Cuando comienza el último capítulo, Macondo es apenas  un reflejo de lo que era. Ha pasado tanto tiempo que la gente ha olvidado la historia, su historia: creen que el Coronel Aureliano Buendía no existió,  que  fue un invento del gobierno para justificar la matanza de liberales;  creen que la masacre de los obreros  de la compañía bananera es una gran ficción colectiva, una leyenda rural, una invención con categoría de mito. Allí, en ese mundo desmemoriado, está el último Aureliano, que no sabe quienes fueron sus padres; allí llega, después de una temporada en Europa y casada con un belga Amaranta Úrsula. Aureliano es retraído y se pasa el tiempo en su cueva –ese espacio de magia que en otro tiempo fue el cuarto de Melquíades-,  y dedica las horas a descifrar  los pergaminos que el gitano había escrito allí. El otro lugar que Aureliano frecuenta es la librería del sabio catalán donde consigue los libros para descifrar los pergaminos y donde conoce a sus amigos, a los únicos que ha tenido y tendrá: Álvaro, Alfonso, Germán y Gabriel. “ ( Página 130).

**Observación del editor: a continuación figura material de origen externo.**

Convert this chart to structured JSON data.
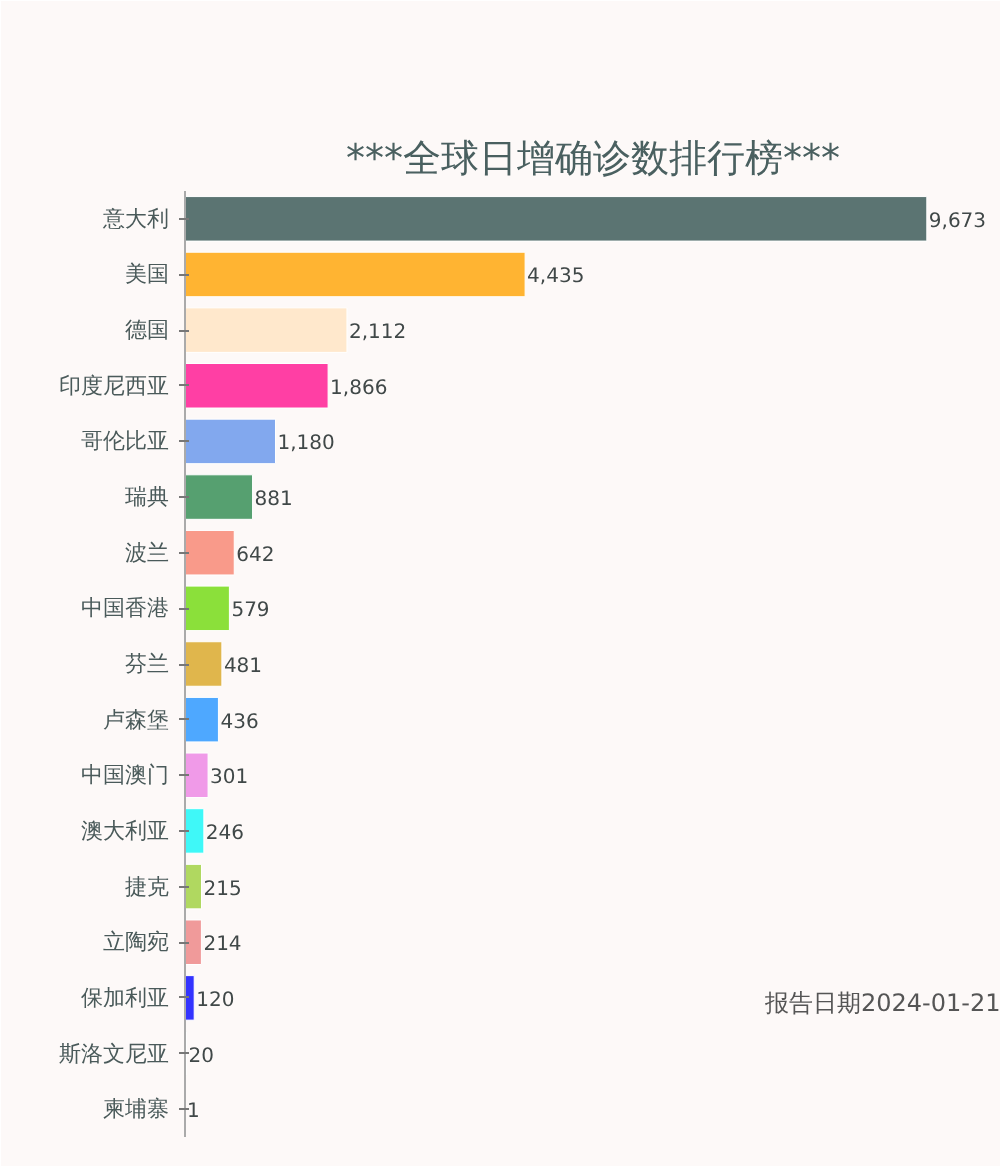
{
  "chart_data": {
    "type": "bar",
    "orientation": "horizontal",
    "title": "***全球日增确诊数排行榜***",
    "categories": [
      "意大利",
      "美国",
      "德国",
      "印度尼西亚",
      "哥伦比亚",
      "瑞典",
      "波兰",
      "中国香港",
      "芬兰",
      "卢森堡",
      "中国澳门",
      "澳大利亚",
      "捷克",
      "立陶宛",
      "保加利亚",
      "斯洛文尼亚",
      "柬埔寨"
    ],
    "values": [
      9673,
      4435,
      2112,
      1866,
      1180,
      881,
      642,
      579,
      481,
      436,
      301,
      246,
      215,
      214,
      120,
      20,
      1
    ],
    "colors": [
      "#5b7472",
      "#ffb432",
      "#ffe8cc",
      "#ff3fa4",
      "#82a8ee",
      "#56a070",
      "#f99a8a",
      "#8be03a",
      "#e0b64c",
      "#4ea8ff",
      "#f09ae8",
      "#3ff8f8",
      "#b0d860",
      "#f09a9a",
      "#3333ff",
      "#a0b0b0",
      "#cccccc"
    ],
    "value_labels": [
      "9,673",
      "4,435",
      "2,112",
      "1,866",
      "1,180",
      "881",
      "642",
      "579",
      "481",
      "436",
      "301",
      "246",
      "215",
      "214",
      "120",
      "20",
      "1"
    ],
    "grid": false,
    "annotations": [
      "报告日期2024-01-21"
    ]
  }
}
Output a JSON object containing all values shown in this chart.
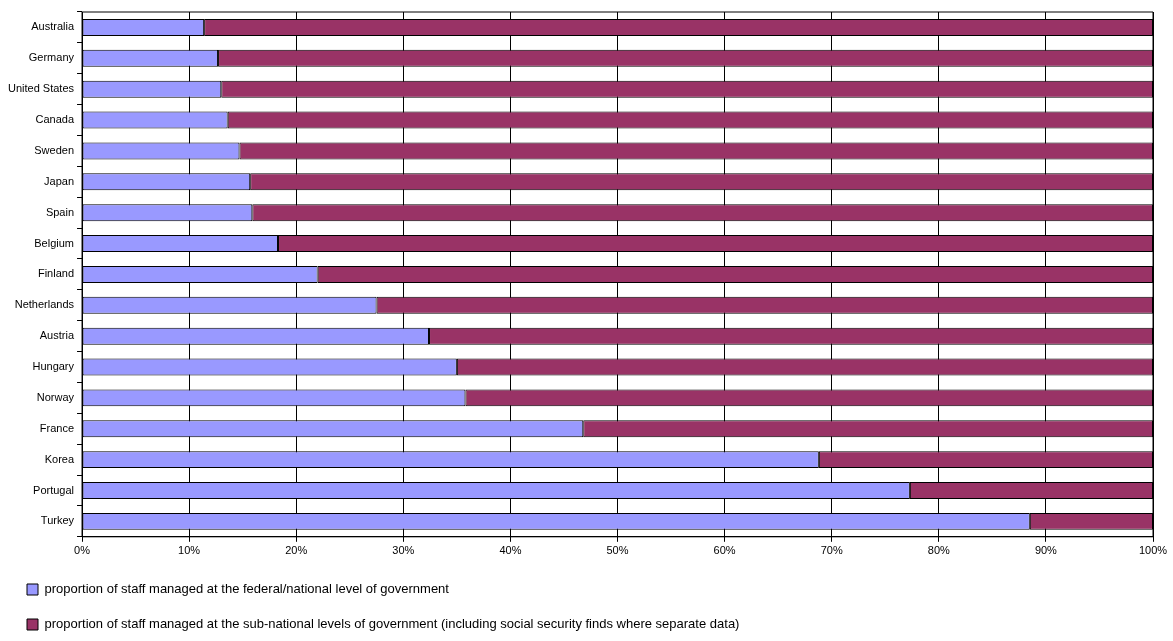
{
  "chart_data": {
    "type": "bar",
    "orientation": "horizontal",
    "stacked": true,
    "categories": [
      "Australia",
      "Germany",
      "United States",
      "Canada",
      "Sweden",
      "Japan",
      "Spain",
      "Belgium",
      "Finland",
      "Netherlands",
      "Austria",
      "Hungary",
      "Norway",
      "France",
      "Korea",
      "Portugal",
      "Turkey"
    ],
    "series": [
      {
        "name": "proportion of staff managed at the federal/national level of government",
        "color": "#9999ff",
        "values": [
          11.4,
          12.7,
          13.0,
          13.6,
          14.7,
          15.7,
          15.9,
          18.3,
          22.0,
          27.5,
          32.4,
          35.0,
          35.8,
          46.8,
          68.8,
          77.3,
          88.5
        ]
      },
      {
        "name": "proportion of staff managed at the sub-national levels of government (including social security finds where separate data)",
        "color": "#993366",
        "values": [
          88.6,
          87.3,
          87.0,
          86.4,
          85.3,
          84.3,
          84.1,
          81.7,
          78.0,
          72.5,
          67.6,
          65.0,
          64.2,
          53.2,
          31.2,
          22.7,
          11.5
        ]
      }
    ],
    "xlim": [
      0,
      100
    ],
    "xticks": [
      {
        "value": 0,
        "label": "0%"
      },
      {
        "value": 10,
        "label": "10%"
      },
      {
        "value": 20,
        "label": "20%"
      },
      {
        "value": 30,
        "label": "30%"
      },
      {
        "value": 40,
        "label": "40%"
      },
      {
        "value": 50,
        "label": "50%"
      },
      {
        "value": 60,
        "label": "60%"
      },
      {
        "value": 70,
        "label": "70%"
      },
      {
        "value": 80,
        "label": "80%"
      },
      {
        "value": 90,
        "label": "90%"
      },
      {
        "value": 100,
        "label": "100%"
      }
    ],
    "grid": "x",
    "legend": "bottom left"
  }
}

Por las lecturas novelísticas de Juan Gabriel Vásquez han pasado miles de autores, por su formación académica, por su dedicación docente y por su vocación irreflenable de gran escritor. Va llevando al lector por unos pocos autores y va estableciendo  unas relaciones de influencia, algunas de ellas físicamente imposibles, pero de todos modos ciertas, como que ello obedece a la realidad de la ficción que en veces termina  siendo la verdad por encima de la verdad histórica, que en ocasiones se condiciona a determinados intereses. El creador literario no tiene más compromiso que con la imaginación y sabe que da vida a una idea, pero esa idea se le autonomiza y se va yendo sola por la vida. Si Don Quijote hubiese fallecido después de su primer loco viaje, o hubiese desistido de seguir  desarrollando su idea de desfacedor de entuertos, la novela apenas hubiera llegado al tamaño de un cuento  extenso, pero el personaje con su locura se impuso y dio tantas batallas  inútiles que hizo que   desde allí apareciera la fundación de lo que es la novela en sentido estricto.

Un libro para lectores atentos y una invitación a releer a quienes han llegado a convertirse en estandartes de lo que es la novela como creación de los seres humanos. Donde quiera que vemos una imagen del Quijote sabremos que es él, pero perdemos de vista que es ficción. Por eso las religiones a veces no gustan de los novelistas, porque ambos son  imitadores en la conformación de mitos. Los novelitas los crean para el placer de los lectores. Las religiones para  darle bases a sus propósitos comerciales.